Plusieurs avocats de la défense ont plaidé la relaxe de leurs clients. Ils accusent les cabinets de défiscalisation métropolitains d’avoir laissé faire. "Alors qu'il y a des (...) entreprises dont c'est la spécialité, des experts, notamment à Paris, on est allé chercher les petites mains et en l'occurrence des gens qui n'avaient qu'un rôle d'apporteur d'affaires et qui n'étaient pas en réalité ceux dont on dit qu'ils montent le dossier", estime Me Benoit Bouyssié, avocat d’Albert Poirson.

Parties civiles, l’État et le Pays réclament des dommages et intérêts.
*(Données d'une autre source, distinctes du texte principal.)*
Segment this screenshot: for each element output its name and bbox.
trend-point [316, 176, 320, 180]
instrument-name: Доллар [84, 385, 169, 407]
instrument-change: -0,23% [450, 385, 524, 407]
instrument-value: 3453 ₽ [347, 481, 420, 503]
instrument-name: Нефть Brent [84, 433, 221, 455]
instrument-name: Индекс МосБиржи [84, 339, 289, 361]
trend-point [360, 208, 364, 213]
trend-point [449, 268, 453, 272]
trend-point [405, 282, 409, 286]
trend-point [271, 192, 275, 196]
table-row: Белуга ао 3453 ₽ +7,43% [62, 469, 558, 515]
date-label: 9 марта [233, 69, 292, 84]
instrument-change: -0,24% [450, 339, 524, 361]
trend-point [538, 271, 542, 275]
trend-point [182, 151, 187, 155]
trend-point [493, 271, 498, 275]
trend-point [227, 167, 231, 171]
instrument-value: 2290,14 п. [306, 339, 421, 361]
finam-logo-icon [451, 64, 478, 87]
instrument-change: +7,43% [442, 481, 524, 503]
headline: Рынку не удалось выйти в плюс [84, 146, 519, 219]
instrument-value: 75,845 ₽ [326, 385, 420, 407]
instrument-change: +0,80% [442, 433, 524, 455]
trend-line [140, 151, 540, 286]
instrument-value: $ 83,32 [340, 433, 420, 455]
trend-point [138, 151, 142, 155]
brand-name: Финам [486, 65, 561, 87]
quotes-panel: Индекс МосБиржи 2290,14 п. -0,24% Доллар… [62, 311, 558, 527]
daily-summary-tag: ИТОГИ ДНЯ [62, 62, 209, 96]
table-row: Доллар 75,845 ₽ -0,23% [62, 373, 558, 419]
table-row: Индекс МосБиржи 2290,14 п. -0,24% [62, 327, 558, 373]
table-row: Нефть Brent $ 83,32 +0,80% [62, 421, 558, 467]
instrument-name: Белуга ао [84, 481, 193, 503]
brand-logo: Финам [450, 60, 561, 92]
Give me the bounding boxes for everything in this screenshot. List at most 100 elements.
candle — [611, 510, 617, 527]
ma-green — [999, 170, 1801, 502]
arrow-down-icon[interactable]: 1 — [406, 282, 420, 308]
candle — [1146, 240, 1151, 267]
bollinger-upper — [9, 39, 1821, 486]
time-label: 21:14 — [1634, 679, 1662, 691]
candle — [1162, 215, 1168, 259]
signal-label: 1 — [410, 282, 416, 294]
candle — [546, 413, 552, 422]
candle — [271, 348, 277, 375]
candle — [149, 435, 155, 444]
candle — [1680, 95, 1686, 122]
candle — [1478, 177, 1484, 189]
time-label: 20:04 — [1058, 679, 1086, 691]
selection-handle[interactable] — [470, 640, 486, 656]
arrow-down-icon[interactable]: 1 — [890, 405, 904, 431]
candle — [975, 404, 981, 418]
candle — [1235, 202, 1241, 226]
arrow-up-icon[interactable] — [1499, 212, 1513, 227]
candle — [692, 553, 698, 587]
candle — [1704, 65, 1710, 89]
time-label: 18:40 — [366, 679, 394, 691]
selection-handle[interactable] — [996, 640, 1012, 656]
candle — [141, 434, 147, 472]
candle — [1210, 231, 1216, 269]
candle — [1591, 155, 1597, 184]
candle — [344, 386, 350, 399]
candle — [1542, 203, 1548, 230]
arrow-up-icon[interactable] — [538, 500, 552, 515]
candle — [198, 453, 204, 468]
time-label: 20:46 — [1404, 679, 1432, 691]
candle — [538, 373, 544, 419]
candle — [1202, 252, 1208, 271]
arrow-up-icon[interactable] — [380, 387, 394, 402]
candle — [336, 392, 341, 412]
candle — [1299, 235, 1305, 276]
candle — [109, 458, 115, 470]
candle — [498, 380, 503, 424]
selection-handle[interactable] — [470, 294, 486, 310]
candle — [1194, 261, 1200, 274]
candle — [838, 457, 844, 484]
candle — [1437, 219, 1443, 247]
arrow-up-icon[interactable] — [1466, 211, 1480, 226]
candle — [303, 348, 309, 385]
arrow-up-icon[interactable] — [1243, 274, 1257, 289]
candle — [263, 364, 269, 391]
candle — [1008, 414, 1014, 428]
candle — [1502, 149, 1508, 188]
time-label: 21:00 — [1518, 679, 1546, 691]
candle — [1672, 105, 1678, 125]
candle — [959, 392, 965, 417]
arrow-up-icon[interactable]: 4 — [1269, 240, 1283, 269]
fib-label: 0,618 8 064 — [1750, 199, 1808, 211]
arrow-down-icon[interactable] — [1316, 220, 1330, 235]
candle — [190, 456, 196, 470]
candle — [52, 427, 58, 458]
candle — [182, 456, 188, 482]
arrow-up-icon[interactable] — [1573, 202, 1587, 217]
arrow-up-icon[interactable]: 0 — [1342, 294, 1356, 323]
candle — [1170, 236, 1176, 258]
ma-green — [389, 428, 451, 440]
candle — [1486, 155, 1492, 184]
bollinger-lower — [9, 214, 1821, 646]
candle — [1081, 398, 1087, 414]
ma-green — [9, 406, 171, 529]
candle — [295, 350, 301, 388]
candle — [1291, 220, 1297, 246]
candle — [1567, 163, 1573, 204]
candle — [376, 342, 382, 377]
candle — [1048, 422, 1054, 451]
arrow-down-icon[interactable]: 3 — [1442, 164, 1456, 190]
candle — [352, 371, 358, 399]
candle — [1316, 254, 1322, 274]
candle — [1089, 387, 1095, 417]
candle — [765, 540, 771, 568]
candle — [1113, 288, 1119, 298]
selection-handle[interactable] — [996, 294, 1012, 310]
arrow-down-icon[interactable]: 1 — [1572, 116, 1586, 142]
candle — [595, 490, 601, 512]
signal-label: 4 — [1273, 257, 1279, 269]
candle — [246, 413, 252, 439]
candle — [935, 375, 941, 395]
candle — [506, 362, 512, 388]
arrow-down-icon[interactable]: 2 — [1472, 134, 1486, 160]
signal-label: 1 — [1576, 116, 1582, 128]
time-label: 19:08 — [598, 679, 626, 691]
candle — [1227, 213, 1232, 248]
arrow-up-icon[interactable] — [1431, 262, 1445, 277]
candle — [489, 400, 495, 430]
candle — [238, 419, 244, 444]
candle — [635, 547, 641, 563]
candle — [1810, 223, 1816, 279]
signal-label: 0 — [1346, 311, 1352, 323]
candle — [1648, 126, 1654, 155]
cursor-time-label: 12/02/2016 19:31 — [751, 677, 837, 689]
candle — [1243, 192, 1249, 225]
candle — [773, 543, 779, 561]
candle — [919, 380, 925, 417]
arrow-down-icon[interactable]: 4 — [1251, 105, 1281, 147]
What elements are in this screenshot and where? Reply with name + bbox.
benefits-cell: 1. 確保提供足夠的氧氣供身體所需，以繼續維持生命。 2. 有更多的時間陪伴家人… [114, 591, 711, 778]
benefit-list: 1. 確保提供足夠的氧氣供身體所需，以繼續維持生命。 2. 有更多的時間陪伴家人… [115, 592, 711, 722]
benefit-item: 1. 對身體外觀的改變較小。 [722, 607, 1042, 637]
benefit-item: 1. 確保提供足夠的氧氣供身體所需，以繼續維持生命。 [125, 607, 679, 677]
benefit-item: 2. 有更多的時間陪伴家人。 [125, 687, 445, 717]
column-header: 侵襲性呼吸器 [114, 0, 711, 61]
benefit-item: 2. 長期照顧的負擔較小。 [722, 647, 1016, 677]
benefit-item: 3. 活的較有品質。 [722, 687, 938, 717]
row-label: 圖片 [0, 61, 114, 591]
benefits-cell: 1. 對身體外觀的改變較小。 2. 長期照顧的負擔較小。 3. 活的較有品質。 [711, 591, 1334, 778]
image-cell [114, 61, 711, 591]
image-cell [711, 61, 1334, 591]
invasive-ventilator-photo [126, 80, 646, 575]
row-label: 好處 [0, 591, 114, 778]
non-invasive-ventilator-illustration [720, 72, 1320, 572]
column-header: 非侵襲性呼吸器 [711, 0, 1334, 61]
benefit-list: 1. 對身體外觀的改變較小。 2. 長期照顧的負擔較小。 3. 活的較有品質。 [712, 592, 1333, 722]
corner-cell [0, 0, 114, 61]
Environ un milliard au titre des crédits d’impôt pour le premier et 40 millions pour le second en raison du remboursement de la TVA. "Il y avait une demande formulée par certaines SNC, sociétés en nom collectif, qui intervenaient dans le cadre de ce schéma de la défiscalisation, qui ont sollicité un remboursement de TVA qui était totalement indu puisque reposant sur des fausses factures", explique Me Gilles Jourdainne, avocat de la Polynésie.

> Un impact sur de nombreuses entreprises du fenua

Ce dossier, comme celui de la Sofipac, ont abouti à la disparition de ces structures de défiscalisation. Ce qui a encore un impact pour nombre d’entreprises polynésiennes qui avaient sollicité leurs services. Et qui avaient bénéficié légalement des bienfaits de la loi Girardin. "La fermeture des sociétés qui s'occupaient de ces dossiers-là, a fait de but en blanc, sans qu'on ait organisé la transmission des dossiers, fait que des entreprises aujourd'hui ont des biens, des engins, en général des biens immatriculés, dont ils ne peuvent pas faire le transfert. Plein de petites entreprises ont acheté des véhicules. Aujourd'hui ils les ont dans leurs parcs automobiles, mais ils ne peuvent pas les vendre parce que les cartes grises ne sont pas à leurs noms. Elles sont au nom de la SNC et il n'y a plus personne, plus d'interlocuteur...", détaille Me Thierry Jacquet, avocat de Charles Li.

La cour d’appel a mis son jugement en délibéré. Elle rendra sa décision le 6 juin.